Whilst all service offers from OEMs have the same aim of retaining aftersales business in their authorised workshops, primarily those operated by dealers, there are some variations in the thinking that sit behind that.  If, like Genesis, you are launching a new premium brand against the established position of the German Big 3, Jaguar Land Rover and Volvo, then you need to differentiate your offer, and part of that is around customer service.  I have not seen details of the Genesis offer, but presume that as in the US, servicing will be done by Hyundai dealers and collect and deliver services will be used so that the Hyundai and Genesis customers don’t end up standing in the queue together at the service desk.  For other new entrant brands without the benefit of riding on the back of sister brands, early aftersales retention is also critical as there is no initial parc, and therefore zero aftersales contribution in the early days.

In the case of BEVs, other factors come into play.  The work content in aftersales is in truth much lower than for combustion cars, although manufacturers have generally tried to hold to the common annual service interval, even though this is mainly about checks rather than oil changes and timing belts.  Including service as Polestar are doing makes it easier for this ‘annual service’ mentality mindset to be extended into the BEV era, maintaining customer contact and the aftersales revenue stream.  Although in ICDP modelling, we continue to assume this behaviour and a higher loyalty to the franchised sector because of perceived complexity and specialisation needs, there is a risk that BEV customers will have a ‘shaver’ moment and decide that if they don’t have their electric shaver checked regularly, why do they need to have their electric car checked?  Newcomers like Tesla and Aiways who do not follow the established players in this respect will serve as a pointer to the more flexible approach.

In the case of used cars, like the Renault and VW examples, this is about protecting the dealer aftersales business at a time of structural market decline, and trying to retain cars longer in the dealer network.  As manufacturers recognise the improving reliability and reduced work content in their newer models, they are able to make even more attractive service and warranty offers, and when work is required that is not included, such as brakes or tyres, the car will be in a dealer workshop rather than at an independent.  For dealers, this additional work is key to profitability as manufacturer service plans usually have lower margins on them than customer-paid work.  Some dealers also dislike the fact that manufacturers become responsible for an even larger part of their total business, compounding the concerns that some already have about the prospects of agency being applied to the new car business.

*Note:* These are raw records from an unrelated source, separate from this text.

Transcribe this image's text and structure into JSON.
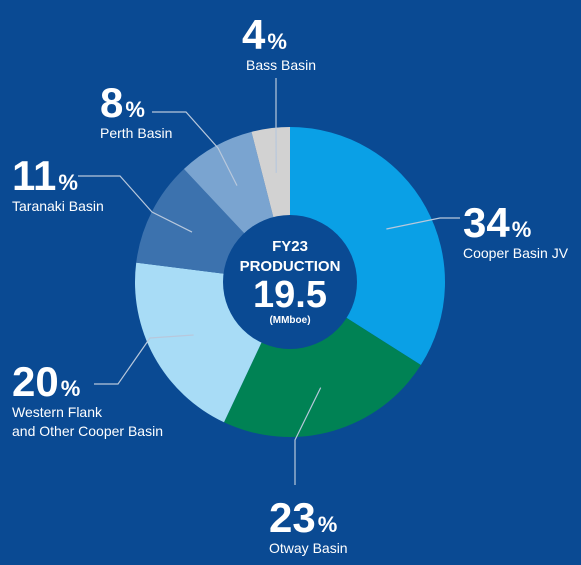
{
  "chart_data": {
    "type": "pie",
    "center": {
      "line1": "FY23",
      "line2": "PRODUCTION",
      "value": "19.5",
      "unit": "(MMboe)"
    },
    "slices": [
      {
        "name": "Cooper Basin JV",
        "label": [
          "Cooper Basin JV"
        ],
        "value": 34,
        "color": "#0aa0e6"
      },
      {
        "name": "Otway Basin",
        "label": [
          "Otway Basin"
        ],
        "value": 23,
        "color": "#008254"
      },
      {
        "name": "Western Flank and Other Cooper Basin",
        "label": [
          "Western Flank",
          "and Other Cooper Basin"
        ],
        "value": 20,
        "color": "#a8dcf6"
      },
      {
        "name": "Taranaki Basin",
        "label": [
          "Taranaki Basin"
        ],
        "value": 11,
        "color": "#3c72ae"
      },
      {
        "name": "Perth Basin",
        "label": [
          "Perth Basin"
        ],
        "value": 8,
        "color": "#7aa4d0"
      },
      {
        "name": "Bass Basin",
        "label": [
          "Bass Basin"
        ],
        "value": 4,
        "color": "#d2d2d2"
      }
    ],
    "value_suffix": "%",
    "colors": {
      "background": "#0a4a93",
      "leader": "#b8c8dc"
    }
  }
}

Taken together, the trend however is clear.  Whatever the motivation, inclusive service or service plans promoted at extremely attractive rates are going to increase, reducing revenue, margin and freedom of action for franchised dealers.  It will not stop the advance of the independents, but it will increase the intensity of competition around those cars that are of interest to both authorised and independent repairers.  Aftersales managed by third parties rather than the driver of the car will continue to accelerate, and repairers and parts distributors will need to adapt and respond.